Terminado el concierto, siguió la recepción donde, entre copas y tentempiés, se dio la ocasión de conocer a la orquesta. Disimulando mi interés y valiéndome de mi afición por la ópera italiana, trabé fácilmente conversación con la jovencísima chica que hizo de primer violín; al rato, estaba yo brindando con algunos de los instrumentistas y mostrándoles extractos de mis vídeos donde cantaba el aria “E lucevan le stelle” de la ópera Tosca. Poco después y de la manera más despreocupada posible, me encontré conversando a pierna suelta con la diosa eslava; no perdí la ocasión de señalarle detalles históricos sobre algunas de las composiciones de Vivaldi y Puccini, y de recomendarle las grandes películas que los geniales Rota y Morricone habían musicalizado. Al despedirnos, como buena contrabajista que era, me preguntó si podía sugerirle algunos bares de jazz en París y, por suerte, pude darle la información de uno, que además era muy concurrido. Luego de la despedida, para felicidad mía, me dijo que esperaba asistiera a su segundo concierto la noche siguiente.

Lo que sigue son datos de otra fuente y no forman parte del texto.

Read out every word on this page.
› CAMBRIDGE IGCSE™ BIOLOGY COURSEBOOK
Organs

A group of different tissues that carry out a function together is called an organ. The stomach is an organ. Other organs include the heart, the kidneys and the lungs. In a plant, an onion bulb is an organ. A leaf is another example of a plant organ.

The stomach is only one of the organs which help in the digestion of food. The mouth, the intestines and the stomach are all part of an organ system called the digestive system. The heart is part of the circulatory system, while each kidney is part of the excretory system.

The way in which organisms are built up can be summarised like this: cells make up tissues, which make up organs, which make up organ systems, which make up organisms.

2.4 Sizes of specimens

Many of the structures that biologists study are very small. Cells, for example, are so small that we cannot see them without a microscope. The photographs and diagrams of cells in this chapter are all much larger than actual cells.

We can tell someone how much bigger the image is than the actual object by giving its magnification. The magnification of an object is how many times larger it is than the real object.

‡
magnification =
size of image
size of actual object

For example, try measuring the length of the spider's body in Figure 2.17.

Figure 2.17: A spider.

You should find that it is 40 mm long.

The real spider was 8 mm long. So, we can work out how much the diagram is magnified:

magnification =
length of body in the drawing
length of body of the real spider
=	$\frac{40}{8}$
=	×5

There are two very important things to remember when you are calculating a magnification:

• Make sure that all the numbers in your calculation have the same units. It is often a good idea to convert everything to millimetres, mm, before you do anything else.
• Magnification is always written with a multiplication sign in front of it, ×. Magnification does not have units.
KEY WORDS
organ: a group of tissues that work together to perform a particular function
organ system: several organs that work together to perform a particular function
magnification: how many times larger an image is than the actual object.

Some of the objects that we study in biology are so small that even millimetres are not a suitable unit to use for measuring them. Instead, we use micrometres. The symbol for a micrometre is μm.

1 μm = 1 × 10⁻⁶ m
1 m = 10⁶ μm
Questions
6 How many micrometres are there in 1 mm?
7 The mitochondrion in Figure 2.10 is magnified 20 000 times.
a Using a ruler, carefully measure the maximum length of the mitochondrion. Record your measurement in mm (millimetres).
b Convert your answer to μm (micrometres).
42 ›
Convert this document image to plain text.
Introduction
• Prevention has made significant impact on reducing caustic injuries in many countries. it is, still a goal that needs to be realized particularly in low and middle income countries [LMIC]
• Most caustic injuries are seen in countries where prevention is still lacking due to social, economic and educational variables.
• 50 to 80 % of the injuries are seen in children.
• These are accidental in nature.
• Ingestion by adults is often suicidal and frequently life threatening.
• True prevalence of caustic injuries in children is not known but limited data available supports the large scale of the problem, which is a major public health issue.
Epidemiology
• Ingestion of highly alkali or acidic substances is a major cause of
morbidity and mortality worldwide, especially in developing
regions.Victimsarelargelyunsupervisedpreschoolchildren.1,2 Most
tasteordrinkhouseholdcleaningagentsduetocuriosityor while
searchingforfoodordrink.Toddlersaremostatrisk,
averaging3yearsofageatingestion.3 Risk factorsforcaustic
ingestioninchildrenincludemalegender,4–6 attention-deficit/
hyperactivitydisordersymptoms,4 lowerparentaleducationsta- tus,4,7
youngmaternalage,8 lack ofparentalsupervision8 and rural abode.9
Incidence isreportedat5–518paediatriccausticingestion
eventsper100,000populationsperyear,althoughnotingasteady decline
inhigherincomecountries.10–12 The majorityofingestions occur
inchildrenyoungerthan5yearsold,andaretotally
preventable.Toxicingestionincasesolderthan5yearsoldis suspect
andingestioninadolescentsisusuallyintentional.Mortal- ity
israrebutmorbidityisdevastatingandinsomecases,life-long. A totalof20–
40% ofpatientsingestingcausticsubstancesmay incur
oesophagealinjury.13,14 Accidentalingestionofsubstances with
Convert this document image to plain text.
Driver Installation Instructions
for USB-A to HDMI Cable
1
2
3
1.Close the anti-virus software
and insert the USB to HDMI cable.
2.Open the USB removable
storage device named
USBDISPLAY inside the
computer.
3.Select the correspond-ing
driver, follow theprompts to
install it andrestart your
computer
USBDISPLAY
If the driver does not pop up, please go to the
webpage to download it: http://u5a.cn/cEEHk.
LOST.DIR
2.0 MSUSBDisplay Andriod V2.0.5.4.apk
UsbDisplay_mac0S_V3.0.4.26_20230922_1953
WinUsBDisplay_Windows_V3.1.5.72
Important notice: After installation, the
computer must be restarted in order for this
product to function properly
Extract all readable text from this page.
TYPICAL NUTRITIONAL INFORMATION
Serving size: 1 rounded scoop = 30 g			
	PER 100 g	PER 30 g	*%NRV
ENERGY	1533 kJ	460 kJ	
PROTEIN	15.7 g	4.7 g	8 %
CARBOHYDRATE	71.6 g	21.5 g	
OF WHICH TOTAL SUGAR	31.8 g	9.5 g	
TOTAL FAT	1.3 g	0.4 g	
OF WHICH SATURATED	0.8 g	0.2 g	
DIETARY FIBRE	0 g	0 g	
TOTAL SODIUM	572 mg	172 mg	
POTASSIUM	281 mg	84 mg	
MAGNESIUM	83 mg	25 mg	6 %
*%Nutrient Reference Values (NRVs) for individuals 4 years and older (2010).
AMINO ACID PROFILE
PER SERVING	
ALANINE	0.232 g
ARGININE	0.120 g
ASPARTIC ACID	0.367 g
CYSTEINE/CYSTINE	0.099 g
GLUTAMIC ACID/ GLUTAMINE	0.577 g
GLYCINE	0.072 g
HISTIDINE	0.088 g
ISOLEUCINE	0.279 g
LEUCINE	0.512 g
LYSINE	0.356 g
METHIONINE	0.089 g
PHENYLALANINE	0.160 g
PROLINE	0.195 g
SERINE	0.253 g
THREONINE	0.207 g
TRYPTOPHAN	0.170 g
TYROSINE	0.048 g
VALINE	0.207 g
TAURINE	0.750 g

Ante la sorpresa de su invitación, me fingí impasible y supe que era el momento ideal para intercambiar los números. Cuando abandonaba el lugar, noté, sin embargo, que me seguía la mirada cálida de la joven primer violín, con quien no hablé más aquella noche. Sobre los memorables momentos vividos con la preciosa contrabajista la noche siguiente, no diré nada, aunque más que la perfección de su alabastrino cuerpo, lo que no pude olvidar fue la borrasca de emociones que suscitó en mi espíritu y cuyo viento tempestuoso casi me desarraiga. Después de su partida, apenas intercambiamos algunos mensajes de texto para luego disiparnos definitivamente en la niebla densa de la indiferencia. Pasadas algunas semanas, recordé la mirada dulce que me había dirigido aquella noche la graciosa primer violín y, por algunos momentos, tuve la certeza que con ella, de haber seguido conversando, seguramente todavía hoy mantendría la comunicación. No volví a pensar en todo esto hasta que esta mañana desperté y, mientras sorbía mi habitual café con leche, caí en la cuenta que, la noche anterior, había soñado a la diosa eslava que probablemente me había hecho perder el amor de una talentosa violinista. La odié por un breve instante y por otro más breve aún, me sentí misógino. Luego me senté a escribir y, mientras tecleaba estos párrafos, tuve la certeza de haber sido dichoso, pues, el amor ya antes lo conocí, pero no se parecía a aquellas emociones tremendas que experimenté junto a la hermosa contrabajista y que me hicieron sentir, aquella madrugada de invierno, que estaba listo para todo y que era inmortal.